Consumo de cigarro, álcool e bebidas muito quentes eleva risco de câncer de esôfago, alerta especialista

Apesar de não estar entre os tumores mais frequentes, o câncer de esôfago ocupa hoje a sexta posição entre os mais comuns em homens no Brasil, ficando atrás apenas dos cânceres de pele não melanoma, próstata, cólon e reto, pulmão e estômago. Entre as mulheres, é o 15º tipo mais incidente. A incidência global também é expressiva: oitavo mais frequente no mundo, com predomínio em homens.

Entre os principais fatores de risco, estão o tabagismo e o consumo excessivo de álcool. A obesidade aparece como o segundo maior fator de risco e, somada ao cigarro, pode triplicar as chances de desenvolvimento da doença.

Em entrevista ao O Globo, o médico Flavio Takeda, referência nacional em doenças do esôfago, faz um alerta sobre o aumento dos casos de câncer de esôfago, especialmente entre os mais jovens, e detalha os avanços e desafios no tratamento da doença. O médico chama atenção para o consumo de bebidas e alimentos muito quentes, que provocam inflamações na mucosa do esôfago e aumentam o risco da doença, especialmente o carcinoma espinocelular.

“O que inflama bastante a mucosa do esôfago pode machucar e favorecer o surgimento do tumor. Isso inclui cigarro, bebidas alcoólicas, refluxo mal controlado, obesidade e o consumo de bebidas muito quentes”, explica o cirurgião.

Ele cita como exemplo a alta incidência da doença em regiões do Sul do Brasil e no Uruguai, onde o consumo de chimarrão e mate é feito com água extremamente quente.

Takeda é pioneiro em uma técnica cirúrgica minimamente invasiva, que reduz o risco de complicações pós-operatórias. Ele atua na Rede D’Or e é professor livre-docente da Faculdade de Medicina da USP. A cirurgia, no entanto, continua sendo um procedimento altamente complexo e de risco, por envolver simultaneamente os compartimentos abdominal, torácico e cervical.

Mudança no perfil dos pacientes

O especialista observa que a doença, antes mais frequente entre pessoas com mais de 60 anos, vem sendo diagnosticada cada vez mais em pacientes com menos de 50. “É uma mudança importante no perfil dos doentes.
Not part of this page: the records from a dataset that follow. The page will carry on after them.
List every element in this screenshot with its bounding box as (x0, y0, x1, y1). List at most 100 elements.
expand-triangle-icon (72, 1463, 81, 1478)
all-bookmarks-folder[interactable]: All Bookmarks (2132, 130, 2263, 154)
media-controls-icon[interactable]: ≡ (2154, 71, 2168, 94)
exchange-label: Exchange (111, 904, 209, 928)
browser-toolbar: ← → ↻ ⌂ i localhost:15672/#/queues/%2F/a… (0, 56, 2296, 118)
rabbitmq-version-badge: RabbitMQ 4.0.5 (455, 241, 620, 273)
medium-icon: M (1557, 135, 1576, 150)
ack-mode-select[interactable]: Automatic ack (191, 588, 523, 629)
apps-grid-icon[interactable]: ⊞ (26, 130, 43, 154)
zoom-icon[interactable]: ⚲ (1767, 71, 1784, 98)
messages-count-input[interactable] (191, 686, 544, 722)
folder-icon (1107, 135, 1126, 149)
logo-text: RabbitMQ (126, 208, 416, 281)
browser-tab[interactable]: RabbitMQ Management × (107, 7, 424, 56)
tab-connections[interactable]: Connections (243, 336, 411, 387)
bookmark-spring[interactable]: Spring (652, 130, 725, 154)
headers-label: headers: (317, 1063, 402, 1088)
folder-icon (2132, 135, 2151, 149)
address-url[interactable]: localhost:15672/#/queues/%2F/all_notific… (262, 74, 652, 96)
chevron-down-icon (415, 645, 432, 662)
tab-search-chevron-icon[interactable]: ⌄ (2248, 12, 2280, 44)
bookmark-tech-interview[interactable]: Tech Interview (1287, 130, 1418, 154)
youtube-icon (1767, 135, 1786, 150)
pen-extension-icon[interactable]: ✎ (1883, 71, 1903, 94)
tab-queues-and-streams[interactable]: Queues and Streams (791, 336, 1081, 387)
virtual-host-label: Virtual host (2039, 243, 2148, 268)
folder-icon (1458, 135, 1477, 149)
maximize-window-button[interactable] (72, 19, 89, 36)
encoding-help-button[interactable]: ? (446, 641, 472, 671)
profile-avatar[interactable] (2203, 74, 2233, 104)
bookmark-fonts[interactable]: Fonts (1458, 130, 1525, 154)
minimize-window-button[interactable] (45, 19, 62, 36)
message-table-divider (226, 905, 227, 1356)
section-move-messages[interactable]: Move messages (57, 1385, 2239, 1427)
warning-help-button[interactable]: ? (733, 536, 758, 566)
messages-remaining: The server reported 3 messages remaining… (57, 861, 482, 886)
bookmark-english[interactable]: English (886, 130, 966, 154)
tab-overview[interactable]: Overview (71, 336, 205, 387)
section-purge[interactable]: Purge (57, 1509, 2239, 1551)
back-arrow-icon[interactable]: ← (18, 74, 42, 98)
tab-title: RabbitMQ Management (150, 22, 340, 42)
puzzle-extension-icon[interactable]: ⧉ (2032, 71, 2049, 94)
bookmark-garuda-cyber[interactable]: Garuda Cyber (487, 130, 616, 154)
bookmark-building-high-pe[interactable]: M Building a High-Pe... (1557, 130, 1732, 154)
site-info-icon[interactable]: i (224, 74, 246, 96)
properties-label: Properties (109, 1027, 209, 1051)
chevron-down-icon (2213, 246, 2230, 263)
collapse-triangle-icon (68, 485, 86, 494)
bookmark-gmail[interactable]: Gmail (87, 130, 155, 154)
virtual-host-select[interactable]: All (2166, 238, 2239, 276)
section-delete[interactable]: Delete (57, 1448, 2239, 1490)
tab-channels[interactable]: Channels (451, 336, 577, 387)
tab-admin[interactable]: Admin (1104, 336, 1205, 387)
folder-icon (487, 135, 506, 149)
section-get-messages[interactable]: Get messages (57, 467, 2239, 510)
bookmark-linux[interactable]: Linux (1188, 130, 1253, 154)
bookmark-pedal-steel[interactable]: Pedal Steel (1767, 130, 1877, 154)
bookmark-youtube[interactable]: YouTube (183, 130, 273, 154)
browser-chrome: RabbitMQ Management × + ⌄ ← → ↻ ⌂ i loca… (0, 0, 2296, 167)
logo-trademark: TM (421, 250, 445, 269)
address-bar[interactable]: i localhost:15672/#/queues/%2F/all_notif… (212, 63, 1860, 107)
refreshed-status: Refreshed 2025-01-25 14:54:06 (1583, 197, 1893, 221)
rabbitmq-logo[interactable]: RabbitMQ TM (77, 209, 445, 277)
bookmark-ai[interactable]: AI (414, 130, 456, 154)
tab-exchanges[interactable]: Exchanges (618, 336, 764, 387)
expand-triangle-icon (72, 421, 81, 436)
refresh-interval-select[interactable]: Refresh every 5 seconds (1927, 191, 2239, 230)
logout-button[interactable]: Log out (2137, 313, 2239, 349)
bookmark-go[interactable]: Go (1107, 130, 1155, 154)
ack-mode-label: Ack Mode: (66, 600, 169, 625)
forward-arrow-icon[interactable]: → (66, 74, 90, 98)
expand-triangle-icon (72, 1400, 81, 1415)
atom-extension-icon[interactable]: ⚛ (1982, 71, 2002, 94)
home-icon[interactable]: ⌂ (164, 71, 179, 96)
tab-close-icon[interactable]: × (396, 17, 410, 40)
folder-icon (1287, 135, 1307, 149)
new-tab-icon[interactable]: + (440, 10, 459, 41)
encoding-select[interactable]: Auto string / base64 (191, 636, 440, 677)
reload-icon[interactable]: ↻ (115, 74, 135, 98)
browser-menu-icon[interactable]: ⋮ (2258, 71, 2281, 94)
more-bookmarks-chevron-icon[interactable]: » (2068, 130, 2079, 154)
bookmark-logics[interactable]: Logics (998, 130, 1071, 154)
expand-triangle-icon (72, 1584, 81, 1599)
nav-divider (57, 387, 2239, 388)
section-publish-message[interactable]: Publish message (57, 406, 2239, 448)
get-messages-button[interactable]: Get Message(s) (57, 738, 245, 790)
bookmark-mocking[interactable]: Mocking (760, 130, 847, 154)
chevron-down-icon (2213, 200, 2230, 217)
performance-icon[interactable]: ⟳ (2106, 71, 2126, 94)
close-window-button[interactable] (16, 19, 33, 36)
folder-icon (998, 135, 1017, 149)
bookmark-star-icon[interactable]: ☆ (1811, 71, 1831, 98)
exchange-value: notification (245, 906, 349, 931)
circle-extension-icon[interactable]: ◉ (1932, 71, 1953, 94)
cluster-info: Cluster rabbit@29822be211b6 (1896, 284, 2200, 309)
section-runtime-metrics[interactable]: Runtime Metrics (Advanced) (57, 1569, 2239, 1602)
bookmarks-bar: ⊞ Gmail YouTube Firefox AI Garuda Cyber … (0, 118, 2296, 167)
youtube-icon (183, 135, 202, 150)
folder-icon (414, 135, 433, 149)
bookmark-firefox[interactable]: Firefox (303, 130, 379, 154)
A obesidade precoce e o aumento de casos de refluxo estão entre os fatores que podem explicar essa tendência”, aponta.

Desafios no diagnóstico e tratamento

A descoberta da doença em estágio avançado é um dos principais obstáculos. “Muitos pacientes só percebem os sintomas quando o tumor já está obstruindo parcialmente o esôfago, causando dificuldade para engolir”, diz Takeda. Por isso, ele defende o monitoramento de pessoas com fatores de risco por meio de exames como a endoscopia.

O tratamento mais eficaz ainda é a cirurgia para retirada completa do esôfago, mas técnicas como quimioterapia, radioterapia e cirurgia robótica também têm evoluído. A cirurgia, que pode durar de 8 a 10 horas, consiste em substituir o esôfago pelo estômago, fazendo uma nova ligação entre a garganta e o sistema digestivo.

Recuperação e qualidade de vida

A recuperação é longa e exige adaptações. A internação média é de 9 a 10 dias, com 2 a 3 dias em UTI. A alimentação precisa ser reintroduzida de forma gradual e os pacientes costumam levar cerca de dois anos para se readaptarem à nova rotina alimentar. Segundo Takeda, apesar das restrições iniciais, a maioria dos pacientes pode voltar a ter uma alimentação normal, com quantidades reduzidas.

Prevenção é essencial

O especialista reforça que a melhor forma de evitar o câncer de esôfago é investir na prevenção: parar de fumar, reduzir o consumo de álcool, tratar adequadamente o refluxo, evitar bebidas muito quentes e manter o peso saudável. Ele também destaca a importância da centralização do tratamento em centros de referência, o que reduz significativamente os riscos cirúrgicos e melhora os resultados oncológicos.

Casos recentes como o do ex-prefeito de São Paulo Bruno Covas e do ex-presidente do Uruguai Pepe Mujica evidenciam a agressividade do câncer de esôfago e a urgência de diagnósticos precoces e tratamentos eficazes.